This is the third article for Binary Search Trees, to read more about the previous article, please check the topic Binary Search Tree Basics – a detailed discussion. To get updates on the coming articles in the series, please use the Subscribe feature on the right panel.
Purpose of article
This article explains few more aspects of binary search tree (BST). In the last article we learnt to construct a BST and then we revisited our technique to construct a better BST with the same. So this means that there can be more than one BST possible with a given set of elements. This article addresses the question How many Binary Search Trees are possible for a given set of N elements? Please note that the question says Set and not List, that means we are only addressing the concern when the elements given are unique. HEnce, we will count binary search trees created from N unique elements.
Approaching the problem
I mostly like to solve such problems starting from the known facts, there is no point creating all possible BSTs with the N given elements and then answer. Let us understand it in a bottom up approach. What does the bottom up approach suggests?
Question 1: Do we know the answer for N = 0?
Question 2: Do we know the answer for N = 1?
Question 3: Do we know the answer for N = 2?
Question 4: Is there any relation of pattern?
Question 5: Is there a solution for N = i which can contribute to the solution of N = k where i < k ?
If these questions are answered in a positive manner then we can say that this is a programming problem which can be solved either by recursion or Dynamic Programming. Because this problem is satisfying the two hall marks of dynamic programming and you can find them in the article where I discussed dynamic programming in much detail.

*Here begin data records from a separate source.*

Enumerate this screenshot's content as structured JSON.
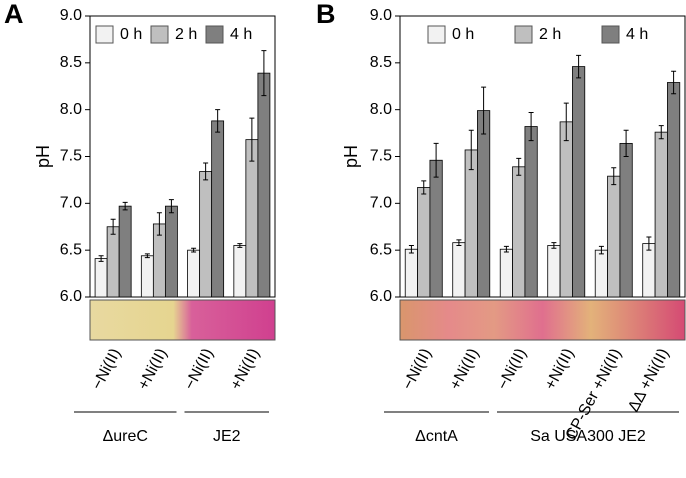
{
  "chart_data": [
    {
      "type": "bar",
      "panel": "A",
      "y_label": "pH",
      "categories": [
        "−Ni(II)",
        "+Ni(II)",
        "−Ni(II)",
        "+Ni(II)"
      ],
      "group_labels": [
        "ΔureC",
        "JE2"
      ],
      "series": [
        {
          "name": "0 h",
          "color": "#f2f2f2",
          "values": [
            6.41,
            6.44,
            6.5,
            6.55
          ],
          "errors": [
            0.03,
            0.02,
            0.02,
            0.02
          ]
        },
        {
          "name": "2 h",
          "color": "#bfbfbf",
          "values": [
            6.75,
            6.78,
            7.34,
            7.68
          ],
          "errors": [
            0.08,
            0.12,
            0.09,
            0.23
          ]
        },
        {
          "name": "4 h",
          "color": "#7f7f7f",
          "values": [
            6.97,
            6.97,
            7.88,
            8.39
          ],
          "errors": [
            0.04,
            0.07,
            0.12,
            0.24
          ]
        }
      ],
      "ylim": [
        6,
        9
      ],
      "yticks": [
        {
          "value": 6,
          "label": "6.0"
        },
        {
          "value": 6.5,
          "label": "6.5"
        },
        {
          "value": 7,
          "label": "7.0"
        },
        {
          "value": 7.5,
          "label": "7.5"
        },
        {
          "value": 8,
          "label": "8.0"
        },
        {
          "value": 8.5,
          "label": "8.5"
        },
        {
          "value": 9,
          "label": "9.0"
        }
      ],
      "legend": "top-left"
    },
    {
      "type": "bar",
      "panel": "B",
      "y_label": "pH",
      "categories": [
        "−Ni(II)",
        "+Ni(II)",
        "−Ni(II)",
        "+Ni(II)",
        "CP-Ser +Ni(II)",
        "ΔΔ +Ni(II)"
      ],
      "group_labels": [
        "ΔcntA",
        "Sa USA300 JE2"
      ],
      "series": [
        {
          "name": "0 h",
          "color": "#f2f2f2",
          "values": [
            6.51,
            6.58,
            6.51,
            6.55,
            6.5,
            6.57
          ],
          "errors": [
            0.04,
            0.03,
            0.03,
            0.03,
            0.04,
            0.07
          ]
        },
        {
          "name": "2 h",
          "color": "#bfbfbf",
          "values": [
            7.17,
            7.57,
            7.39,
            7.87,
            7.29,
            7.76
          ],
          "errors": [
            0.07,
            0.21,
            0.09,
            0.2,
            0.09,
            0.07
          ]
        },
        {
          "name": "4 h",
          "color": "#7f7f7f",
          "values": [
            7.46,
            7.99,
            7.82,
            8.46,
            7.64,
            8.29
          ],
          "errors": [
            0.18,
            0.25,
            0.15,
            0.12,
            0.14,
            0.12
          ]
        }
      ],
      "ylim": [
        6,
        9
      ],
      "yticks": [
        {
          "value": 6,
          "label": "6.0"
        },
        {
          "value": 6.5,
          "label": "6.5"
        },
        {
          "value": 7,
          "label": "7.0"
        },
        {
          "value": 7.5,
          "label": "7.5"
        },
        {
          "value": 8,
          "label": "8.0"
        },
        {
          "value": 8.5,
          "label": "8.5"
        },
        {
          "value": 9,
          "label": "9.0"
        }
      ],
      "legend": "top-left"
    }
  ]
}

So let us take a set of numbers, fairly randomly distributed so that we get a beautiful BST. We will answer all the questions listed above:
Answer 1: When N = 0 then there is no tree or I can say an empty tree, hence total number of possible BSTs is 1
Answer 2: When N = 1 then there is only one tree, and that is the root as below, so the number of trees = 1
Answer 3: When N = 2 then there are two trees possible:
a) With 6 as root and
b) With 10 as root
So the number of trees = 2
Answer 4: When N = 3 then we will have following options:
a) With 6 as root
b) With 10 as root and
c) With 13 as root.
Then we see that when 6 is the root then 10 and 13 lie on the right side of the root. That means there are as many possibilities as we had with N = 2 same as the Answer 3.
Similarly when 10 is the root, 6 lies in the left and 13 on the right of the root. So, we have those many possibilities on each side as many we had when N = 1 same as the Answer 2. BUt we must also realize that for each possibility of left we can have all the possibility in the right or vice versa. In simple words the number of trees formed from the elements in the right is independent of the number of trees formed from the elements in the right. So the total number of trees will be a product of the total left trees and total right trees.

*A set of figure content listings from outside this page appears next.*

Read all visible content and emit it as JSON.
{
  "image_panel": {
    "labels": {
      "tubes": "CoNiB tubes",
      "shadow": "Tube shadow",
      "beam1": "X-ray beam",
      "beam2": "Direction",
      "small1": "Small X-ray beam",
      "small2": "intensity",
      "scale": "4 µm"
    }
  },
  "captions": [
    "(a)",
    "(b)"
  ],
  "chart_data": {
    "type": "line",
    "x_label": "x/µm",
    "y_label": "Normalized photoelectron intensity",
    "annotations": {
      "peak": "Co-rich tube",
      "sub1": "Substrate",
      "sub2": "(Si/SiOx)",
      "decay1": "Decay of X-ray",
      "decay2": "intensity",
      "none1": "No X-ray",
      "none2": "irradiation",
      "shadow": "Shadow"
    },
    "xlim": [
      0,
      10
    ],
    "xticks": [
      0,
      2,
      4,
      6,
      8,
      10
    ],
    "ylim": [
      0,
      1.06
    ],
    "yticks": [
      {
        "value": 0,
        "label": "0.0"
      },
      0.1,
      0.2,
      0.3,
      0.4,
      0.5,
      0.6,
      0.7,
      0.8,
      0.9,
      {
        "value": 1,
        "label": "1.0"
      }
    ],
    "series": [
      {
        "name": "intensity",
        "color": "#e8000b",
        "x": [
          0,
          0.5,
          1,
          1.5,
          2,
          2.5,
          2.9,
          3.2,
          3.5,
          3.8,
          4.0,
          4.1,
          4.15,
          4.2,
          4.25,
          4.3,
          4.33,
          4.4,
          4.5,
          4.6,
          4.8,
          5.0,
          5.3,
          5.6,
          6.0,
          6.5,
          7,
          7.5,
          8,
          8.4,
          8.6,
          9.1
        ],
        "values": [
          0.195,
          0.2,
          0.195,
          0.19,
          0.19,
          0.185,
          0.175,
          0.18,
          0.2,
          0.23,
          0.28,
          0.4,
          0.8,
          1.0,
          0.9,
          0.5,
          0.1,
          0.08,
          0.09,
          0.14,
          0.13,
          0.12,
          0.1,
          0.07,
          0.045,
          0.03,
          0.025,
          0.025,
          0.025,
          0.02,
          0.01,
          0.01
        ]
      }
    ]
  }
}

To explain it more, for each tree of the left we can have all possible trees in the right.
Similarly when 13 is the root, 6 and 10 lie on the left side of the root, Than means there are as many possibilities as we had with N = 2 same as Answer 3.

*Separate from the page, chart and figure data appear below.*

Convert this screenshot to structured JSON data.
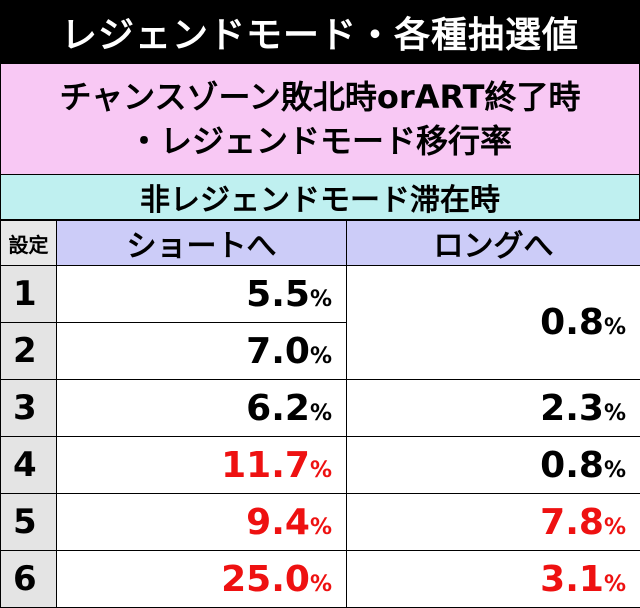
{
  "title": "レジェンドモード・各種抽選値",
  "subtitle_line1": "チャンスゾーン敗北時orART終了時",
  "subtitle_line2": "・レジェンドモード移行率",
  "section": "非レジェンドモード滞在時",
  "headers": {
    "setting": "設定",
    "short": "ショートへ",
    "long": "ロングへ"
  },
  "unit": "%",
  "colors": {
    "highlight": "#ee1111",
    "title_bg": "#000000",
    "subtitle_bg": "#f8c8f4",
    "section_bg": "#bff0f0",
    "header_bg": "#ccccf8"
  },
  "rows": [
    {
      "setting": "1",
      "short": "5.5",
      "long": "0.8"
    },
    {
      "setting": "2",
      "short": "7.0",
      "long": "0.8"
    },
    {
      "setting": "3",
      "short": "6.2",
      "long": "2.3"
    },
    {
      "setting": "4",
      "short": "11.7",
      "long": "0.8"
    },
    {
      "setting": "5",
      "short": "9.4",
      "long": "7.8"
    },
    {
      "setting": "6",
      "short": "25.0",
      "long": "3.1"
    }
  ]
}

Hence total number of trees possible is 2 + 1 * 1 + 2 = 5. So there is a pattern.
Answer 5: We also saw in answer 4 that the solutions of the smaller problems (for lower values of N) can add up in solving the bigger problem (with higher values of N).
Now assume we are given N = 8, so how do we solve the problem , it will be same as the one we solved in Answer 4.
We will consider each element as the root once and so we will come up with 8 cases, then we find the number of trees possible in each case and add up total number of trees from each case. That would be the answer.